Sandra Simmons tracked the ball as it sailed toward the wall in left field, the new part-time spot for the longtime first baseman.
South Carolina’s Ansley Ard clobbered the pitch for what looked to be a solo home run to even the score with LSU in the third inning of last Sunday’s series finale. But Simmons, a member of last year’s Southeastern Conference all-defensive team, reached the wall in time to rob Ard of the homer, eliciting gasps from everyone in Tiger Park.
Everyone except Chuck and Linda Fortenberry.
“Somebody said, ‘Oh my God,’ ” Linda recalled after the Tigers’ eventual 2-0 win. “And I said, ‘That’s just Sandy.’ ”
Take it from the Fortenberrys: They’ve witnessed just about every moment of their granddaughter’s softball career.
Simmons’ maternal grandparents have attended nearly every game of her four-year stint at LSU, following the team in their RV from park to park. Linda said she and her husband may have missed only “one or two” midweek games while traveling back to Baton Rouge from a road series.
Other than those few times, Simmons, a California native, knows she can find her grandparents sitting in the first row behind the Tigers’ dugout.
“Every game, same spots,” Simmons said last Thursday. “It’s exciting to know that I have family that is here no matter what. ... No matter what type of game we had as a team and no matter what I did, (to them) I did awesome.”
Chuck, a retired owner-operator truck driver, considers himself and his wife lucky to have the good health and resources for the frequent travel. They trailed their three grandchildren throughout high school and travel ball and kept up the tradition when Simmons gave them the chance to keep going.

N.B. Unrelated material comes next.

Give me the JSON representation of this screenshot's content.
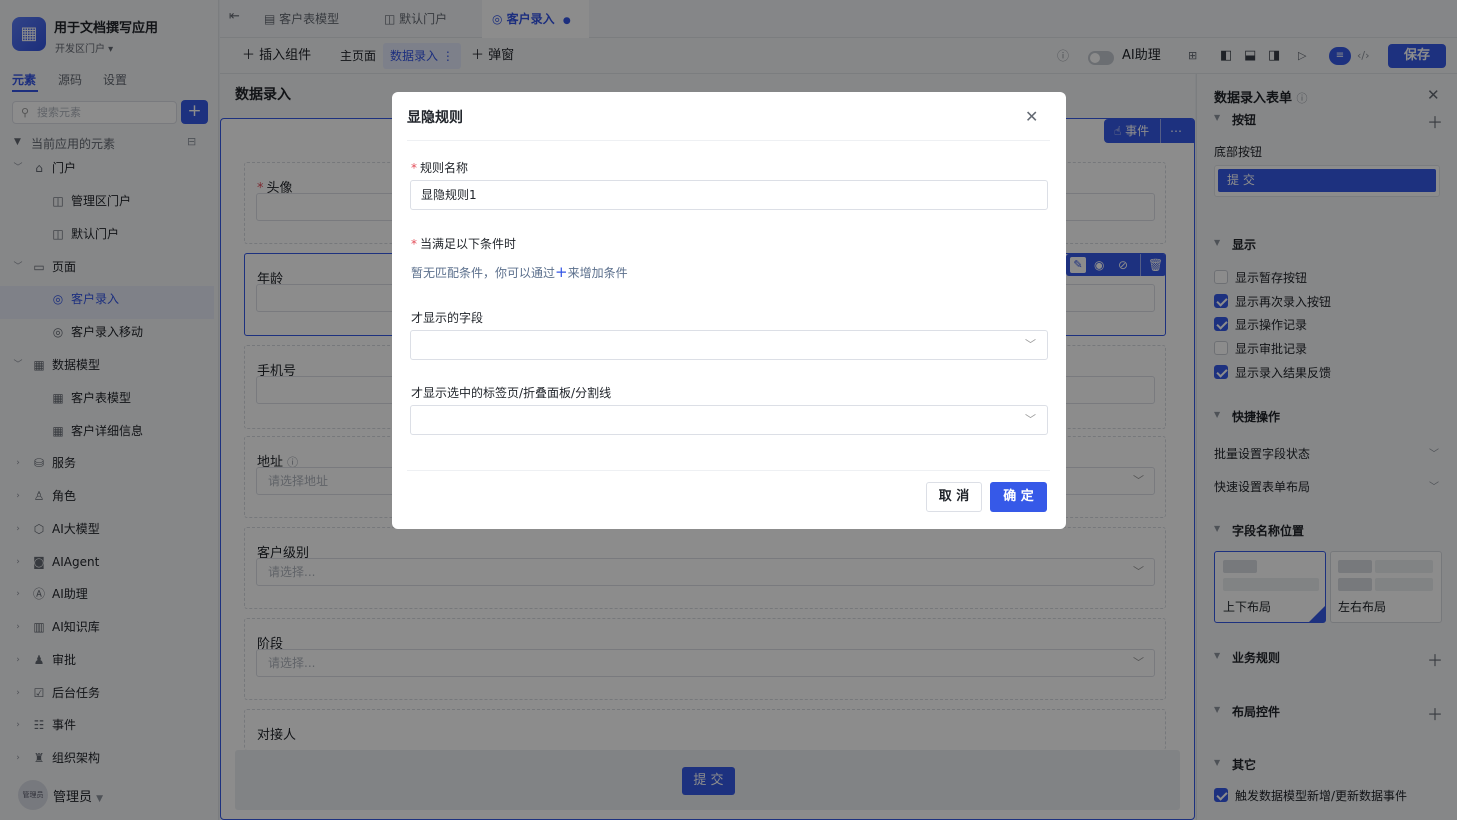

“We don’t feel like we need to do it; we just chose to,” said Linda, a former senior buyer at an electronics company. “We’re retired, we have a motor home and we thought, ‘What’s better than to see our granddaughter?’ ”

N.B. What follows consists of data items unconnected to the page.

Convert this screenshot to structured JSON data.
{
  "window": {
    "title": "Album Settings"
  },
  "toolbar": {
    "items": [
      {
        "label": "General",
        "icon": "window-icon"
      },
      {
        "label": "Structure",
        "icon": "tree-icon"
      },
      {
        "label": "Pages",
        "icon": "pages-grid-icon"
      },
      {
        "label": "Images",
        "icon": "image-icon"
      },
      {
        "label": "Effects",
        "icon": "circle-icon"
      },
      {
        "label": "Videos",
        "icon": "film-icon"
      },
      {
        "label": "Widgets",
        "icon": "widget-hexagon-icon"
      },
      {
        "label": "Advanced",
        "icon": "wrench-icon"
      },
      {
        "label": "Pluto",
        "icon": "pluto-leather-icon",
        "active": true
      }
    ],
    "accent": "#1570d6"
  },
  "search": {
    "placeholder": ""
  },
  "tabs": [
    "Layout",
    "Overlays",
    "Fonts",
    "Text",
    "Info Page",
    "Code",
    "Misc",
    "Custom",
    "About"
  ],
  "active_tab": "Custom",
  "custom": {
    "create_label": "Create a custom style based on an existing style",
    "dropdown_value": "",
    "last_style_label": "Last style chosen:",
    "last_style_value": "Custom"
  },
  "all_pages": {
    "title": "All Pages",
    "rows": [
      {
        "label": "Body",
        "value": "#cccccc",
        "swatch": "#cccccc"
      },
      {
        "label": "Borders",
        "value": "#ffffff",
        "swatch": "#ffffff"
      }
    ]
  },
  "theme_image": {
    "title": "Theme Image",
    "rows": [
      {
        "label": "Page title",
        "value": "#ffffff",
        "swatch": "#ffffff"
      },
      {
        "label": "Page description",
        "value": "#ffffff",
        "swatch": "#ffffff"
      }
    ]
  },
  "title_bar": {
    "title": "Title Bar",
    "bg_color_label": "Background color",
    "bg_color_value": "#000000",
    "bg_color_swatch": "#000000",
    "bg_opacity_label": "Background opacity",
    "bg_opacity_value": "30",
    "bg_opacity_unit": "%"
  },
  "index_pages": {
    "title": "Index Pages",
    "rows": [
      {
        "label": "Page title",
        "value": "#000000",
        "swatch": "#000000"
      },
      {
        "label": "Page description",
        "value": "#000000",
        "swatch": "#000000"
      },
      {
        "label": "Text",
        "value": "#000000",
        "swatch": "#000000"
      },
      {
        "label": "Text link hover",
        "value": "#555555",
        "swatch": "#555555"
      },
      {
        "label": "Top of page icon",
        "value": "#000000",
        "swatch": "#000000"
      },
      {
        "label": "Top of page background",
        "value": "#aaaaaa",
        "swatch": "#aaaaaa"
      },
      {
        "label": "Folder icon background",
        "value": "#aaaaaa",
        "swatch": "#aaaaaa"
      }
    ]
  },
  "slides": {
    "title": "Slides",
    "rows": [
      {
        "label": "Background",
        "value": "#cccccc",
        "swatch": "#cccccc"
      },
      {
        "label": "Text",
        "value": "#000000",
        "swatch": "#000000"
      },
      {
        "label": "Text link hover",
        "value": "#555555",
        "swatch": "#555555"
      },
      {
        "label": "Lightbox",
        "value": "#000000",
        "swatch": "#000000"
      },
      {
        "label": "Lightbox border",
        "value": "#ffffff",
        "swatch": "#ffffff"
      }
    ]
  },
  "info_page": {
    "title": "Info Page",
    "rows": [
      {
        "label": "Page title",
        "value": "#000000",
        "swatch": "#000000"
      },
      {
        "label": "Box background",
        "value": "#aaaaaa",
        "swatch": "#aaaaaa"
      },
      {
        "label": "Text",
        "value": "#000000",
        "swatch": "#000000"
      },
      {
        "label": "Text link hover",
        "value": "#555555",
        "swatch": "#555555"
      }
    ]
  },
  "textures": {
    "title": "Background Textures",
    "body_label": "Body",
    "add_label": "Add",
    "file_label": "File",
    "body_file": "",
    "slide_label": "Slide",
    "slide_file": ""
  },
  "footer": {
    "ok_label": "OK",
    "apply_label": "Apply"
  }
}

The Fortenberrys haven’t returned home to Lake Havasu City, Arizona, since they departed in January. It’s a 1,782-mile drive from there to Baton Rouge, but Chuck needed only a few moments to pinpoint the worst part of the long trip east.
“Not being here,” he said.
During the short periods of the season when they aren’t on the road, Chuck and Linda stay at the Farr Park Equestrian Center’s campground, a mere 10-minute drive down River Road from Tiger Park.
They pack clothes — usually too many, Chuck acknowledged — and keep food in their RV’s freezer and refrigerator, supplementing any other necessities from local stores.
That has been their routine for the past four years, during which they’ve watched Simmons develop into a four-year starter and, lately, the most consistent hitter in the Tigers’ lineup.
“She has grown as an athlete,” Chuck said. “But through it all, I’ve never heard her say one bragging word about it.”
Simmons has grown alongside classmate Kellsi Kloss, an eight-year teammate dating back to their travel ball days with the SoCal Firecrackers. Kloss said the Fortenberrys have become entrenched in the LSU community, and she even calls them “Nana and Papa” like Simmons does.
“It means everything to Sandy,” Kloss said of the Fortenberrys’ devotion to their granddaughter. “The fact that we’re both so far away from home, and she can look in the stands every single game and know there are people there that love her and care for her. That’s blood to her.”
Chuck and Linda’s next stop is Fayetteville, Arkansas, where they’ll watch Simmons and LSU face the Razorbacks in their final SEC series of the season. They hope they’ll need to make a return trip to Oklahoma City, where the Tigers finished third at last year’s Women’s College World Series.
Though Simmons’ senior season is winding down, the Fortenberrys still have plenty of traveling ahead of them.
Simmons will play professionally for the Akron Racers, who selected her in the second round of the National Pro Fastpitch College Draft on April 14. She called her grandparents upon learning the news and discussed her future in a conversation Linda said brought her to tears.
The Fortenberrys said they’ll return to LSU in the coming years to visit some of the “great friends” they’ve made during Simmons’ time in Baton Rouge.
But they’ll first go wherever their granddaughter is, just as they’ve done for years.
“We have some things to take care of after LSU. We have to go home, then we’ll look at the schedule and see where she is,” Linda said. “We’ll go to some (Akron) games, absolutely.”